Thursday, April 24, 2014

Interesting creatures abound in Narragansett Bay

Jen Kelly
Education Specialist

EDUCATION THURSDAY

With temperatures warming and spring right around the corner, it’s almost that time of year again - marine science cruises on the Providence River and upper Narragansett Bay! A few weeks ago we were aboard our education vessel, M/V Alletta Morris, with students and three professors from Brown University's oceanography program. 

We've been running this unique program with Brown University for the past eight years. Students rotate through four stations on the vessel. They measure salinity, dissolved oxygen, temperature, and chlorophyll fluorescence at various depths in the water column using a CTD-fluorometer. They also research light detection, conduct a sediment grab, and identify plankton.

On our most recent trip, I came upon something I had never seen before, wiggling and squirming around in the jar. Then I noticed a second, larger one. Placing it on a slide and under the microscope, I saw that it resembled the bell of a jelly. This organism had four tentacles stemming off of the bell. Interestingly, it had a long tube that extended down the center of the bell and past the tentacles. It resembled a siphon because it seemed to be pushing the jelly around. This was something I had never seen before and I was excited to find out what it was.
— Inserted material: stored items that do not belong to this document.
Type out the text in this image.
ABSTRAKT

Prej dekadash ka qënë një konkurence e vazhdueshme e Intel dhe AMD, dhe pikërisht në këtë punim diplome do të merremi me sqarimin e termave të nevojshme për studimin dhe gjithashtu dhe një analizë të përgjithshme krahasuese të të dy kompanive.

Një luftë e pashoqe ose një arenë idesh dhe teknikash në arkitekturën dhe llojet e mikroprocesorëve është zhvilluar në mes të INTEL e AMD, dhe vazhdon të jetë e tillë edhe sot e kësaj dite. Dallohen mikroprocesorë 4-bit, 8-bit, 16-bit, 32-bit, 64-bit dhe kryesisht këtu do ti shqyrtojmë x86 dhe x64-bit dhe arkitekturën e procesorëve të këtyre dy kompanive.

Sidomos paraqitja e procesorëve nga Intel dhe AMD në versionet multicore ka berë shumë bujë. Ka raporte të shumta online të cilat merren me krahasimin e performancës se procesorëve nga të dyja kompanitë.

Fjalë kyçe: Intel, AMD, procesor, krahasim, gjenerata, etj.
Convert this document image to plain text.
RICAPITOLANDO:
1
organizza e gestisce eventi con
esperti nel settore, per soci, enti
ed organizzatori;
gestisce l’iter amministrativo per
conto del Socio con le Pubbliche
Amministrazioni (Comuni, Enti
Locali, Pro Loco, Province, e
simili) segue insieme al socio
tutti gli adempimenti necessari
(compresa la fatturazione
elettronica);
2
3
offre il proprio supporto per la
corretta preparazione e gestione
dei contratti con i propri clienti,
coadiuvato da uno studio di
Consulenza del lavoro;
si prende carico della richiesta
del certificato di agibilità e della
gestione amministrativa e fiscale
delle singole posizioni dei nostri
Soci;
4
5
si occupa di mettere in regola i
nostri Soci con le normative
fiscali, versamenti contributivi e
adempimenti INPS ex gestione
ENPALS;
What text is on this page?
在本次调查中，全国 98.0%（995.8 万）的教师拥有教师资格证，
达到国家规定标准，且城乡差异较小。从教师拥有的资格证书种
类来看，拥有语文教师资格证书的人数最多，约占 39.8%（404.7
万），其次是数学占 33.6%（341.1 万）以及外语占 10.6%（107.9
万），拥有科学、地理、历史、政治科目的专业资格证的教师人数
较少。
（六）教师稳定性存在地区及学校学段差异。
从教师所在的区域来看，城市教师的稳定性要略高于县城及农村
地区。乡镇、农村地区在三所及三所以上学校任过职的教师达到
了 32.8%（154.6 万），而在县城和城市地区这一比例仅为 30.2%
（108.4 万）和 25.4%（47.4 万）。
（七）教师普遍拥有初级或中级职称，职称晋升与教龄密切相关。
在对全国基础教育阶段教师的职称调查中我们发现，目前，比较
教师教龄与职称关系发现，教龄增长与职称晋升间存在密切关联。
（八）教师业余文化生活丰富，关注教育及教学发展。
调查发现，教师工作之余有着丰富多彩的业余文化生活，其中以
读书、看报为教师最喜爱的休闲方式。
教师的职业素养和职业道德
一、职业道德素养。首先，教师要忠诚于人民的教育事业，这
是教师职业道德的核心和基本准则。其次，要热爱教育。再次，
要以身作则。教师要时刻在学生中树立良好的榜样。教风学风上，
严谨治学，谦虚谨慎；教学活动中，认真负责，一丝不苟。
I opened the Atlantic Seashore Peterson Field Guide and determined that a clapper hydromedusa. The long siphon-like part is actually called a pendulous manubrium and contains the mouth at the end. The clapper can grow up to 0.25 inches long. As I continued to read about it, I learned that they are found as far south as the Chesapeake Bay.

It’s always exciting to stumble upon something new while on educational programs and to share such moments with others about Narragansett Bay.